After a period of collapse in the crypto market, there has been some relief in the last seven days. But CryptoQuant analyst DanLim said it is possible to speculate whether the market is driven by whales or retail investors by looking at the distribution of UTXO values as reference prices rise or fall. During the recent rebound of the crypto market, UTXO values are distributed as follows: 10-100 BTC: no change 100-1 KBTC: decrease of 1K-10 KBTC: decrease of more than 10KBTC: This implies that the market rose because whales with more than 10, 000 BTCS bought BTCS, suggesting that the recent rally was driven by market makers rather than retail investors. Meanwhile, DanLim added that it was unclear whether market makers were buying to kick-start a bull market or a temporary rebound.
In fact, everyone is talking about ups and downs, and most of them haven't left the cryptocurrency market despite experiencing crashes. They're just waiting for the market to bottom out. Bottoms are very difficult to predict, but we can see how the crypto market is performing near the bottom by some indicators.
On the macro side, nearly six months into a bear market, you probably know that cryptocurrencies are in a bear market basically because of the Federal Reserve. The Fed has been aggressively raising interest rates to lower inflation, which has sucked trillions of dollars out of the economy as debt has been paid down while interest rates have risen. The Fed's monetary policy has not only affected stocks, but also the cryptocurrency market.

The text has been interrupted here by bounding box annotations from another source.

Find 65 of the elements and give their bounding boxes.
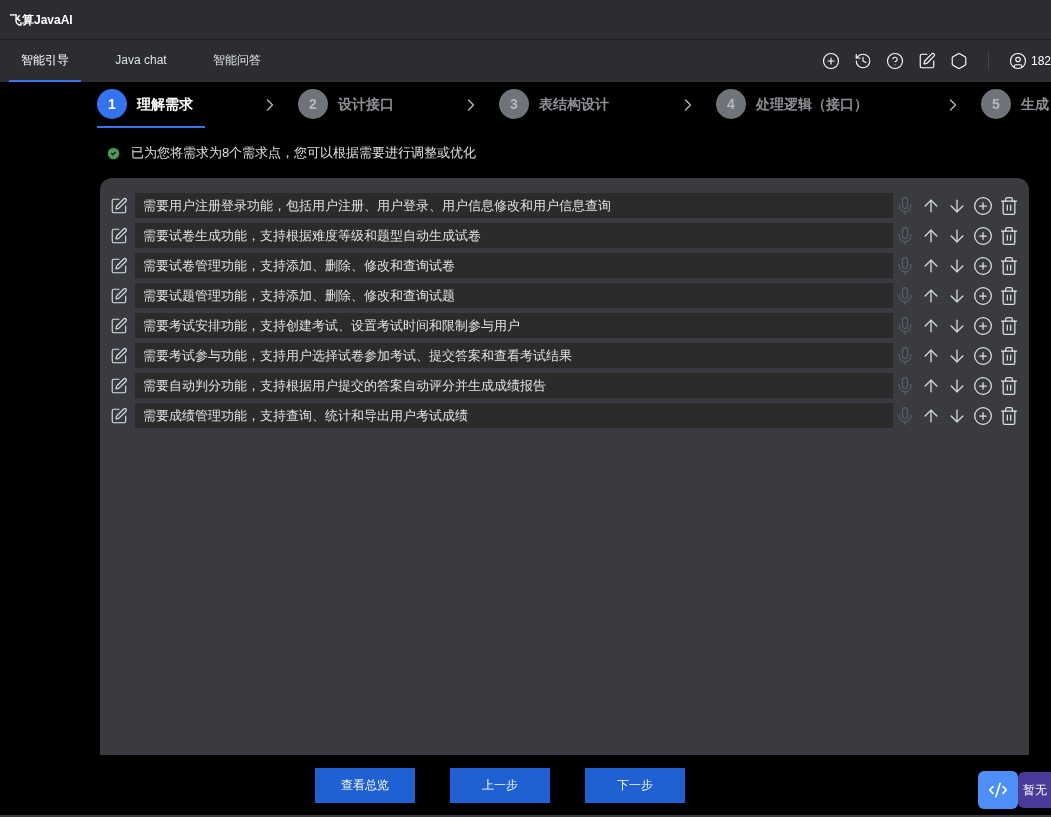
- edit-icon[interactable]: [110, 226, 128, 245]
- delete-icon[interactable]: [999, 255, 1019, 276]
- history-icon[interactable]: [853, 52, 872, 70]
- help-icon[interactable]: [885, 52, 904, 70]
- step-label: 表结构设计: [539, 94, 609, 114]
- add-icon[interactable]: [973, 345, 993, 366]
- requirement-field[interactable]: 需要考试参与功能，支持用户选择试卷参加考试、提交答案和查看考试结果: [134, 343, 893, 368]
- step-button[interactable]: 查看总览: [314, 767, 415, 803]
- floating-button[interactable]: 暂无: [1018, 772, 1051, 808]
- edit-icon[interactable]: [917, 52, 936, 70]
- settings-icon[interactable]: [949, 52, 968, 70]
- step-label: 生成: [1021, 94, 1049, 114]
- window-title: 飞算JavaAI: [10, 11, 73, 29]
- step[interactable]: 1 理解需求: [97, 82, 205, 128]
- step-number: 4: [716, 89, 746, 119]
- requirement-field[interactable]: 需要用户注册登录功能，包括用户注册、用户登录、用户信息修改和用户信息查询: [134, 193, 893, 218]
- add-icon[interactable]: [973, 255, 993, 276]
- tab[interactable]: 智能问答: [201, 40, 273, 82]
- add-icon[interactable]: [973, 315, 993, 336]
- delete-icon[interactable]: [999, 195, 1019, 216]
- edit-icon[interactable]: [110, 196, 128, 215]
- step-number: 3: [499, 89, 529, 119]
- tab[interactable]: Java chat: [105, 40, 177, 82]
- user-icon[interactable]: [1008, 52, 1027, 70]
- edit-icon[interactable]: [110, 256, 128, 275]
- tab[interactable]: 智能引导: [9, 40, 81, 82]
- requirement-field[interactable]: 需要试题管理功能，支持添加、删除、修改和查询试题: [134, 283, 893, 308]
- step-label: 设计接口: [338, 94, 394, 114]
- step-button[interactable]: 下一步: [584, 767, 685, 803]
- step-label: 理解需求: [137, 94, 193, 114]
- add-icon[interactable]: [973, 285, 993, 306]
- code-icon: [988, 780, 1008, 800]
- requirement-field[interactable]: 需要试卷管理功能，支持添加、删除、修改和查询试卷: [134, 253, 893, 278]
- edit-icon[interactable]: [110, 346, 128, 365]
- edit-icon[interactable]: [110, 316, 128, 335]
- step-label: 处理逻辑（接口）: [756, 94, 868, 114]
- delete-icon[interactable]: [999, 345, 1019, 366]
- requirement-field[interactable]: 需要考试安排功能，支持创建考试、设置考试时间和限制参与用户: [134, 313, 893, 338]
- step[interactable]: 2 设计接口: [298, 82, 406, 128]
- delete-icon[interactable]: [999, 315, 1019, 336]
- edit-icon[interactable]: [110, 376, 128, 395]
- add-icon[interactable]: [973, 375, 993, 396]
- user-name: 182: [1030, 53, 1051, 70]
- add-icon[interactable]: [973, 405, 993, 426]
- delete-icon[interactable]: [999, 285, 1019, 306]
- requirement-field[interactable]: 需要成绩管理功能，支持查询、统计和导出用户考试成绩: [134, 403, 893, 428]
- edit-icon[interactable]: [110, 286, 128, 305]
- step-number: 1: [97, 89, 127, 119]
- status-message: 已为您将需求为8个需求点，您可以根据需要进行调整或优化: [131, 144, 477, 163]
- add-icon[interactable]: [973, 195, 993, 216]
- step-number: 5: [981, 89, 1011, 119]
- step-number: 2: [298, 89, 328, 119]
- delete-icon[interactable]: [999, 375, 1019, 396]
- delete-icon[interactable]: [999, 405, 1019, 426]
- add-icon[interactable]: [973, 225, 993, 246]
- success-icon: [106, 145, 121, 161]
- step[interactable]: 5 生成: [981, 82, 1051, 128]
- step[interactable]: 4 处理逻辑（接口）: [716, 82, 880, 128]
- edit-icon[interactable]: [110, 406, 128, 425]
- step[interactable]: 3 表结构设计: [499, 82, 621, 128]
- delete-icon[interactable]: [999, 225, 1019, 246]
- code-button[interactable]: [978, 771, 1018, 809]
- requirement-field[interactable]: 需要自动判分功能，支持根据用户提交的答案自动评分并生成成绩报告: [134, 373, 893, 398]
- requirement-field[interactable]: 需要试卷生成功能，支持根据难度等级和题型自动生成试卷: [134, 223, 893, 248]
- step-button[interactable]: 上一步: [449, 767, 550, 803]
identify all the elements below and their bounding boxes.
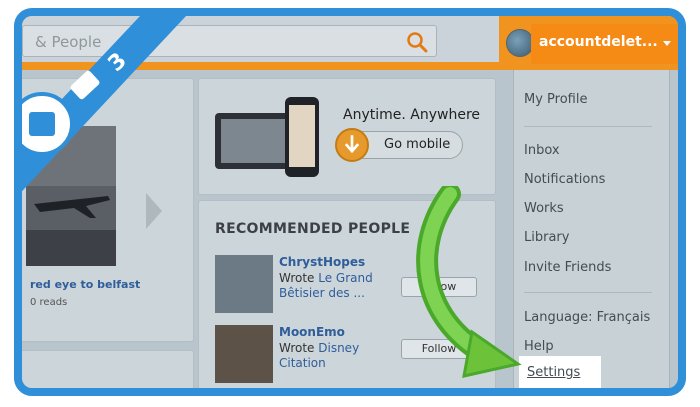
menu-item-my-profile[interactable]: My Profile [524, 92, 587, 107]
avatar[interactable] [506, 29, 534, 57]
settings-label: Settings [527, 365, 581, 380]
menu-item-notifications[interactable]: Notifications [524, 172, 605, 187]
devices-illustration [215, 97, 319, 177]
person-wrote: Wrote Disney Citation [279, 341, 399, 371]
avatar[interactable] [215, 255, 273, 313]
search-icon[interactable] [406, 31, 428, 53]
account-menu-button[interactable]: accountdelet... [531, 24, 678, 64]
menu-divider [524, 292, 652, 293]
person-wrote: Wrote Le Grand Bêtisier des ... [279, 271, 399, 301]
menu-item-settings[interactable]: Settings [519, 356, 601, 388]
menu-item-inbox[interactable]: Inbox [524, 143, 560, 158]
recommended-heading: RECOMMENDED PEOPLE [215, 221, 411, 237]
left-lower-panel [22, 350, 194, 388]
menu-item-language[interactable]: Language: Français [524, 310, 650, 325]
screenshot-frame: & People accountdelet... red eye to belf… [14, 8, 686, 396]
menu-divider [524, 126, 652, 127]
wrote-prefix: Wrote [279, 271, 319, 285]
mobile-promo-panel: Anytime. Anywhere Go mobile [198, 78, 496, 195]
go-mobile-label: Go mobile [384, 137, 451, 152]
book-reads: 0 reads [30, 297, 68, 308]
download-arrow-icon [335, 128, 369, 162]
mobile-headline: Anytime. Anywhere [343, 107, 480, 123]
go-mobile-button[interactable]: Go mobile [335, 128, 463, 162]
wrote-prefix: Wrote [279, 341, 319, 355]
menu-item-help[interactable]: Help [524, 339, 554, 354]
menu-item-library[interactable]: Library [524, 230, 569, 245]
avatar[interactable] [215, 325, 273, 383]
account-name: accountdelet... [539, 34, 658, 50]
step-ribbon [22, 16, 186, 192]
person-name[interactable]: MoonEmo [279, 325, 345, 339]
menu-item-works[interactable]: Works [524, 201, 564, 216]
book-title[interactable]: red eye to belfast [30, 278, 140, 291]
chevron-down-icon [663, 41, 671, 46]
person-name[interactable]: ChrystHopes [279, 255, 365, 269]
pointer-arrow-icon [416, 186, 522, 378]
menu-item-invite-friends[interactable]: Invite Friends [524, 260, 611, 275]
account-dropdown-menu: My Profile Inbox Notifications Works Lib… [513, 70, 670, 388]
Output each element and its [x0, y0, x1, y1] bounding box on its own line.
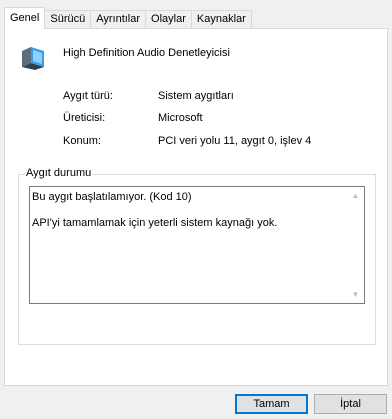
tab-strip: Genel Sürücü Ayrıntılar Olaylar Kaynakla… [4, 7, 252, 29]
device-status-group: Aygıt durumu Bu aygıt başlatılamıyor. (K… [18, 167, 376, 345]
general-tab-panel: High Definition Audio Denetleyicisi Aygı… [4, 28, 388, 386]
tab-resources[interactable]: Kaynaklar [190, 10, 252, 28]
scroll-down-icon[interactable]: ▼ [351, 290, 360, 299]
device-status-text: Bu aygıt başlatılamıyor. (Kod 10) API'yi… [32, 190, 344, 242]
scroll-up-icon[interactable]: ▲ [351, 191, 360, 200]
device-status-textbox[interactable]: Bu aygıt başlatılamıyor. (Kod 10) API'yi… [29, 186, 365, 304]
manufacturer-value: Microsoft [158, 112, 203, 124]
device-status-title: Aygıt durumu [25, 167, 93, 179]
cancel-button[interactable]: İptal [314, 394, 387, 414]
location-label: Konum: [63, 135, 101, 147]
status-line-1: Bu aygıt başlatılamıyor. (Kod 10) [32, 191, 192, 203]
tab-general[interactable]: Genel [4, 7, 46, 29]
manufacturer-label: Üreticisi: [63, 112, 106, 124]
device-type-label: Aygıt türü: [63, 90, 113, 102]
device-type-value: Sistem aygıtları [158, 90, 234, 102]
status-line-2: API'yi tamamlamak için yeterli sistem ka… [32, 217, 278, 229]
tab-events[interactable]: Olaylar [145, 10, 192, 28]
device-name: High Definition Audio Denetleyicisi [63, 47, 230, 59]
ok-button[interactable]: Tamam [235, 394, 308, 414]
location-value: PCI veri yolu 11, aygıt 0, işlev 4 [158, 135, 312, 147]
tab-driver[interactable]: Sürücü [44, 10, 92, 28]
status-scrollbar[interactable]: ▲ ▼ [347, 187, 364, 303]
audio-device-icon [22, 47, 44, 70]
tab-details[interactable]: Ayrıntılar [90, 10, 147, 28]
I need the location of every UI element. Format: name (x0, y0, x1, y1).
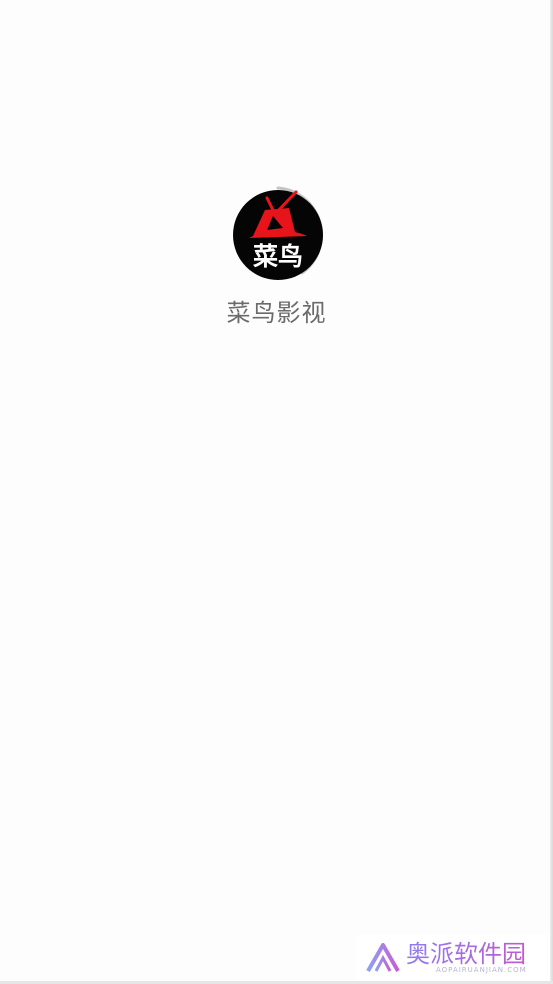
app-name-label: 菜鸟影视 (226, 299, 327, 327)
watermark-logo-icon (366, 943, 400, 972)
app-logo: 菜鸟 (227, 184, 329, 286)
watermark: 奥派软件园 AOPAIRUANJIAN.COM (356, 935, 550, 981)
logo-text: 菜鸟 (252, 242, 303, 271)
watermark-subtitle: AOPAIRUANJIAN.COM (436, 966, 527, 974)
watermark-title: 奥派软件园 (406, 940, 526, 968)
splash-screen: 菜鸟 菜鸟影视 奥派软件园 AOPAIRUANJIAN.COM (0, 0, 553, 984)
app-logo-graphic: 菜鸟 (233, 186, 324, 280)
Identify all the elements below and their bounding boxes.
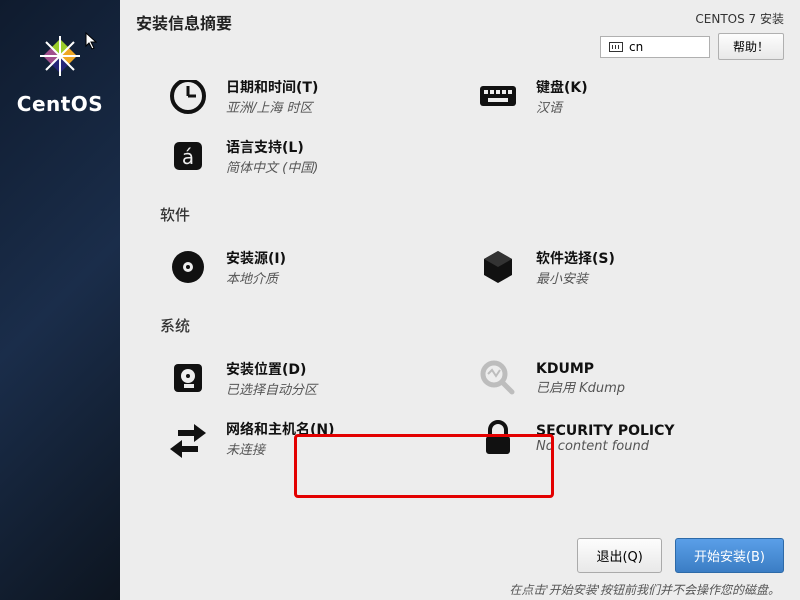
spoke-title: SECURITY POLICY xyxy=(536,423,675,439)
spoke-status: 亚洲/上海 时区 xyxy=(226,97,318,116)
magnifier-icon xyxy=(476,356,520,400)
spoke-status: 汉语 xyxy=(536,97,588,116)
footer-hint: 在点击'开始安装'按钮前我们并不会操作您的磁盘。 xyxy=(120,581,784,598)
spoke-software-selection[interactable]: 软件选择(S) 最小安装 xyxy=(470,237,780,297)
spoke-title: 日期和时间(T) xyxy=(226,80,318,97)
keyboard-layout-indicator[interactable]: cn xyxy=(600,36,710,58)
svg-text:á: á xyxy=(182,145,194,169)
spoke-security-policy[interactable]: SECURITY POLICY No content found xyxy=(470,408,780,468)
spoke-status: 本地介质 xyxy=(226,268,286,287)
centos-logo-icon xyxy=(32,28,88,84)
sidebar: CentOS xyxy=(0,0,120,600)
quit-button[interactable]: 退出(Q) xyxy=(577,538,661,573)
help-button[interactable]: 帮助！ xyxy=(718,33,784,60)
footer: 退出(Q) 开始安装(B) 在点击'开始安装'按钮前我们并不会操作您的磁盘。 xyxy=(120,530,800,600)
package-icon xyxy=(476,245,520,289)
spoke-title: 网络和主机名(N) xyxy=(226,419,335,439)
keyboard-icon xyxy=(476,80,520,118)
spoke-install-source[interactable]: 安装源(I) 本地介质 xyxy=(160,237,470,297)
spoke-datetime[interactable]: 日期和时间(T) 亚洲/上海 时区 xyxy=(160,80,470,126)
spoke-status: 已启用 Kdump xyxy=(536,377,625,396)
spoke-keyboard[interactable]: 键盘(K) 汉语 xyxy=(470,80,780,126)
network-arrows-icon xyxy=(166,416,210,460)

Now, however, most investors are prepared. With June's high inflation rate of 9.2%, the Fed is likely to raise rates by 75 or 100 basis points. But the action may not lead to a sell-off, as most traders had expected it. And with the Fed expected to raise rates by 75 basis points, officials are wary of raising rates more aggressively.
Furthermore, the best index to describe market sentiment in the cryptocurrency market is the Fear & Greed index. Last month's low of 6 indicates that most investors are very fearful of the market. It has since recovered and now shows a number of 30, meaning that while the market is still in "fear" territory, it is not "extreme fear" as it was last month. Many people will start to feel more comfortable investing in larger amounts, which could further boost the crypto market. On-chain data shows that the number of addresses holding more than 0.1 BTC has reached a record high.
Google Trends is a useful search trends tool that shows how often specific search terms enter Google's search engine. Google Trends has been used by many financial analysts over the past few years to try to catch trends early or predict the future direction of an asset class. Correctly interpreting the data provided by Google Trends is critical, especially in the financial and crypto worlds. For example, when searches for the keyword "bitcoin" decrease, it means fewer people are searching for bitcoin, which means interest in bitcoin is slowing down.
Looking at recent Google Trends, the keyword "Crypto" is at its lowest point in a year. That means fewer people are searching for encryption and related terms on Google. With searches for "Crypto" at their lowest in a year, so is the phrase "How To Buy Crypto". That means most people have been buying at record prices in November, and fewer are buying at discount prices now. Historically, when overall interest in the crypto industry has reached a low point, prices have slowly recovered because it has reached a point where there are no sellers.